Primarie Pd, anche a Brescia si rovescia il giudizio degli iscritti

Gli strateghi più accaniti dentro le sedi non ci sono neppure entrati. Se ne stavano fuori, a osservare il piglio di chi varcava la soglia per votare. Il target più attenzionato era uno in particolare: la signora col barboncino. Discussioni a margine: «Questa, per esempio, vota per il Bonaccia o per Elly?». Piccola unità di crisi, si spia dal vetro l’andamento della signora e, un po’, pure l’atteggiamento del barboncino. Discussione. Non si trova la quadra: il barboncino li nota, la signora no. Votano ed escono. Il crocchio di analisti sta ancora fuori, li seguono con lo sguardo. Nessuno ha il coraggio di chiedere niente, tutti restano della propria opinione (quattro a tre per Elly). C’è un fuori campo: un’ottava persona, con qualche anno in più d’esperienza, che osserva le sette che osservavano la signora col barboncino. Si avvicina e dice: «Ecco, questo qua è il primo problema che deve risolvere il Pd. Osservarsi a vicenda e non avere il coraggio di chiedere a chi dovrebbe votarci non solo cosa pensa, ma cosa vorrebbe da noi. Preferiamo non sentirla la risposta, così nessuno ha torto».

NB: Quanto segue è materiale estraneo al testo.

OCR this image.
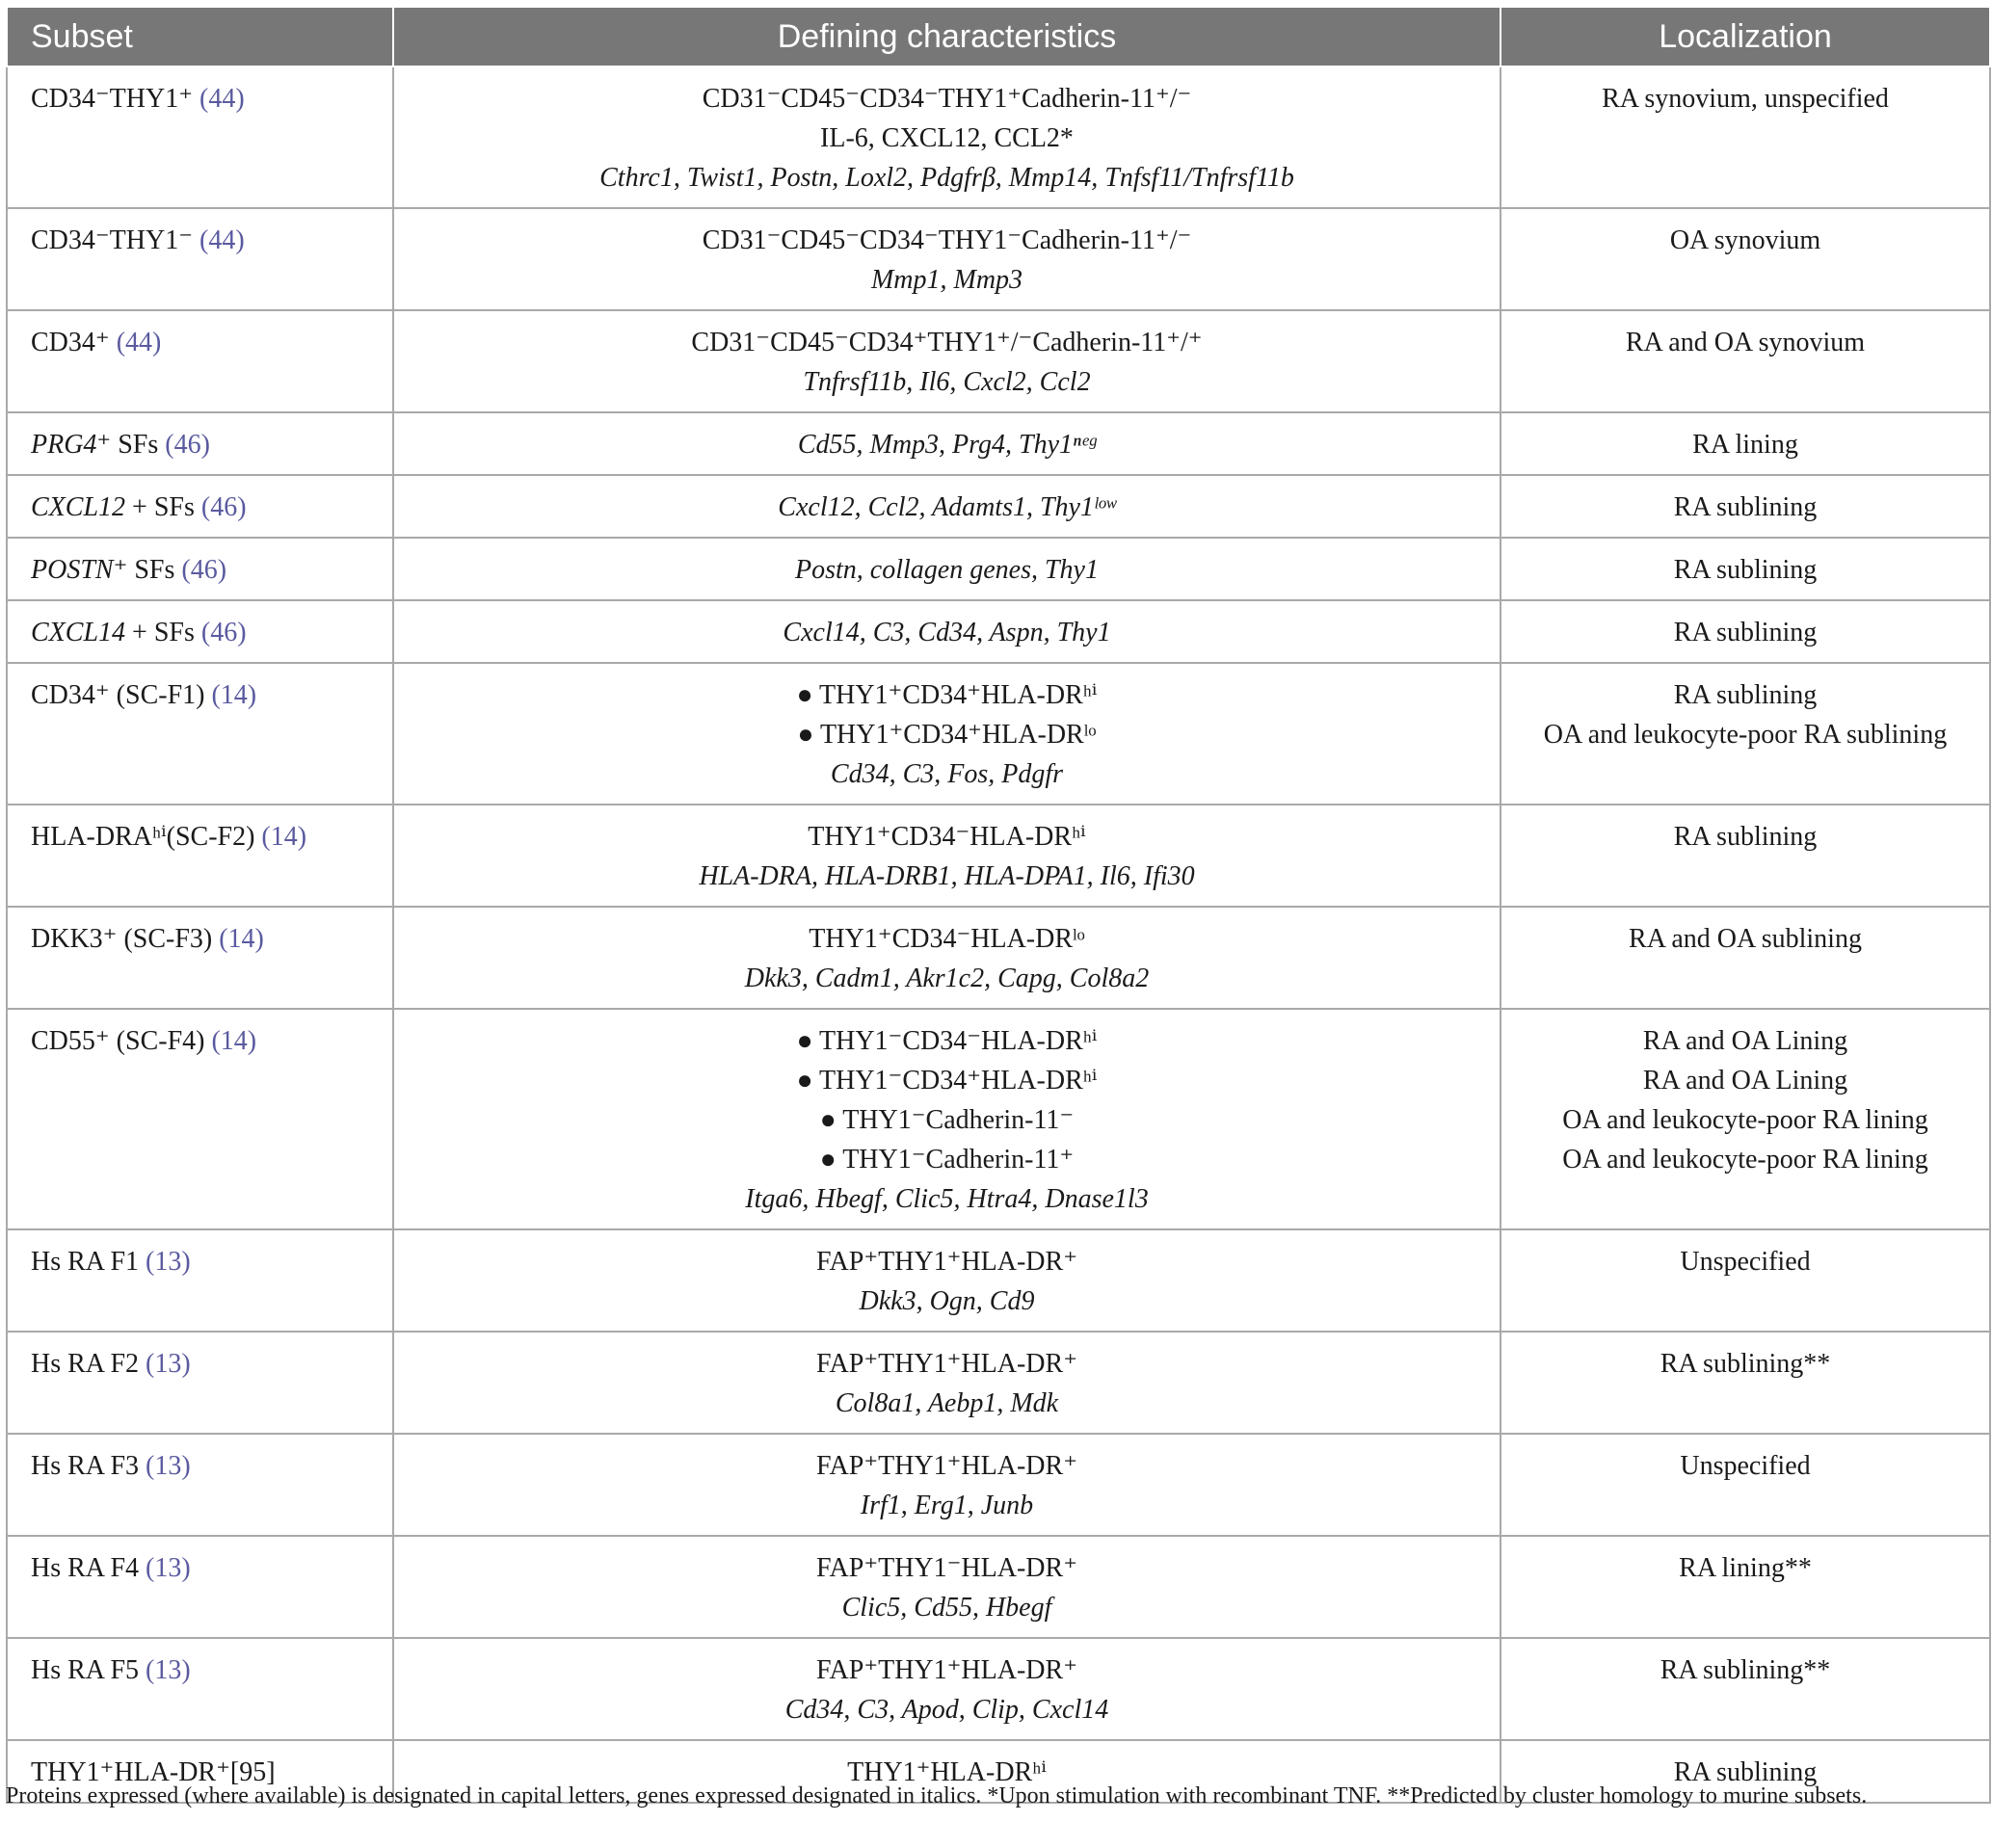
Subset	Defining characteristics	Localization
CD34⁻THY1⁺ (44)	CD31⁻CD45⁻CD34⁻THY1⁺Cadherin-11⁺/⁻
IL-6, CXCL12, CCL2*
Cthrc1, Twist1, Postn, Loxl2, Pdgfrβ, Mmp14, Tnfsf11/Tnfrsf11b	RA synovium, unspecified

CD34⁻THY1⁻ (44)	CD31⁻CD45⁻CD34⁻THY1⁻Cadherin-11⁺/⁻
Mmp1, Mmp3	OA synovium

CD34⁺ (44)	CD31⁻CD45⁻CD34⁺THY1⁺/⁻Cadherin-11⁺/⁺
Tnfrsf11b, Il6, Cxcl2, Ccl2	RA and OA synovium

PRG4⁺ SFs (46)	Cd55, Mmp3, Prg4, Thy1ⁿᵉᵍ	RA lining

CXCL12 + SFs (46)	Cxcl12, Ccl2, Adamts1, Thy1ˡᵒʷ	RA sublining

POSTN⁺ SFs (46)	Postn, collagen genes, Thy1	RA sublining

CXCL14 + SFs (46)	Cxcl14, C3, Cd34, Aspn, Thy1	RA sublining

CD34⁺ (SC-F1) (14)	● THY1⁺CD34⁺HLA-DRʰⁱ
● THY1⁺CD34⁺HLA-DRˡᵒ
Cd34, C3, Fos, Pdgfr	RA sublining
OA and leukocyte-poor RA sublining

HLA-DRAʰⁱ(SC-F2) (14)	THY1⁺CD34⁻HLA-DRʰⁱ
HLA-DRA, HLA-DRB1, HLA-DPA1, Il6, Ifi30	RA sublining

DKK3⁺ (SC-F3) (14)	THY1⁺CD34⁻HLA-DRˡᵒ
Dkk3, Cadm1, Akr1c2, Capg, Col8a2	RA and OA sublining

CD55⁺ (SC-F4) (14)	● THY1⁻CD34⁻HLA-DRʰⁱ
● THY1⁻CD34⁺HLA-DRʰⁱ
● THY1⁻Cadherin-11⁻
● THY1⁻Cadherin-11⁺
Itga6, Hbegf, Clic5, Htra4, Dnase1l3	RA and OA Lining
RA and OA Lining
OA and leukocyte-poor RA lining
OA and leukocyte-poor RA lining

Hs RA F1 (13)	FAP⁺THY1⁺HLA-DR⁺
Dkk3, Ogn, Cd9	Unspecified

Hs RA F2 (13)	FAP⁺THY1⁺HLA-DR⁺
Col8a1, Aebp1, Mdk	RA sublining**

Hs RA F3 (13)	FAP⁺THY1⁺HLA-DR⁺
Irf1, Erg1, Junb	Unspecified

Hs RA F4 (13)	FAP⁺THY1⁻HLA-DR⁺
Clic5, Cd55, Hbegf	RA lining**

Hs RA F5 (13)	FAP⁺THY1⁺HLA-DR⁺
Cd34, C3, Apod, Clip, Cxcl14	RA sublining**

THY1⁺HLA-DR⁺[95]	THY1⁺HLA-DRʰⁱ	RA sublining
Proteins expressed (where available) is designated in capital letters, genes expressed designated in italics. *Upon stimulation with recombinant TNF. **Predicted by cluster homology to murine subsets.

Attorno alle 21.30 si arriva all’epilogo (i sette strateghi sono incollati ai video: c’è in ballo una birra da offrire): Brescia ribalta l’orientamento espresso dagli iscritti nel primo turno di primarie, in linea con l’andamento nazionale. La segretaria designata dai bresciani è Elly Schlein.
Inedito
Il fatto vero è che per la primissima volta queste erano davvero le primarie dell’incognita: nessuno ci avrebbe scommesso più di una birra offerta perché i giochi erano effettivamente aperti, un unicum. E questo si rileggeva in modo esplicito nei seggi, dove - ieri, dalle 8 alle 20 - sono andati a votare in 18.320. E non c’erano le truppe cammellate. Il via vai era disegnato da molta di quella che un tempo era battezzata come «sinistra diffusa»: ex militanti di ogni micropartito, giovanissimi, civatiani, cigiellini, grillini di ritorno, ambientalisti, insegnanti democratiche, hipster e (appunto) signore col barboncino.La maggior parte di loro non aveva la tessera del Pd, ma alle primarie aperte a votare ci è andata. Il popolo di Schlein era stato catturato dai comizi in cui ha sciorinato un repertorio che li ha mandati in solluchero perché i suoi cavalli di battaglia compongono buona parte del quaderno dei rimpianti della sinistra. Tipo: abolire la Bossi-Fini, approvare lo ius soli, il Jobs Act è stato un errore e così via. Con la sua vittoria, Elly è la prima segretaria eletta sulla scia di un testacoda che ha rovesciato il giudizio degli iscritti. Un dato politico non da poco. A Brescia Elly ha vinto con 11.054 preferenze, il 60,71% dei consensi contro il 39,29% di Bonaccini.
Scenario
Finora le differenti anime del partito si sono accomodate nel grande interregno della compensazione, rappresentato dagli organismi dirigenti di governo. C’è sempre stato un posto per qualcuno, uno spicchio di potere da poter gestire anche quando le urne restituivano un verdetto diverso (la rappresentanza delle correnti ne è l’emblema). Una condizione che - nelle stanze delle sedi - viene ancora oggi definita con insofferenza come «il potere senza i voti» o, quantomeno, senza abbastanza voti. Finora le due anime del Pd (i liberal-riformisti, cresciuti nell’era della segreteria di Matteo Renzi, e i progressisti) hanno convissuto perché la forza centripeta del quadro politico consentiva loro di stare insieme (e in qualche modo, per arginare l’avanzata del centrodestra, forse le obbligava) per poter contare su un partito elettoralmente rilevante e, quindi, di potere. Oggi è chiara la posta in gioco: la linea politica e le alleanze di un partito che, dopo quasi dieci anni ininterrotti trascorsi al governo, sembra averle smarrite entrambe. Una linea più riformista, quella di Bonaccini, incarnazione di un’opposizione non pregiudiziale al governo e aperta alla collaborazione con il Terzo Polo di Renzi e Calenda. Alla quale Schlein contrappone una linea durissima contro la premier Meloni e intransigente nei confronti della destra, giocata di sponda con il M5s di Conte. E i «primaristi bresciani» hanno scelto il tratto più radicale.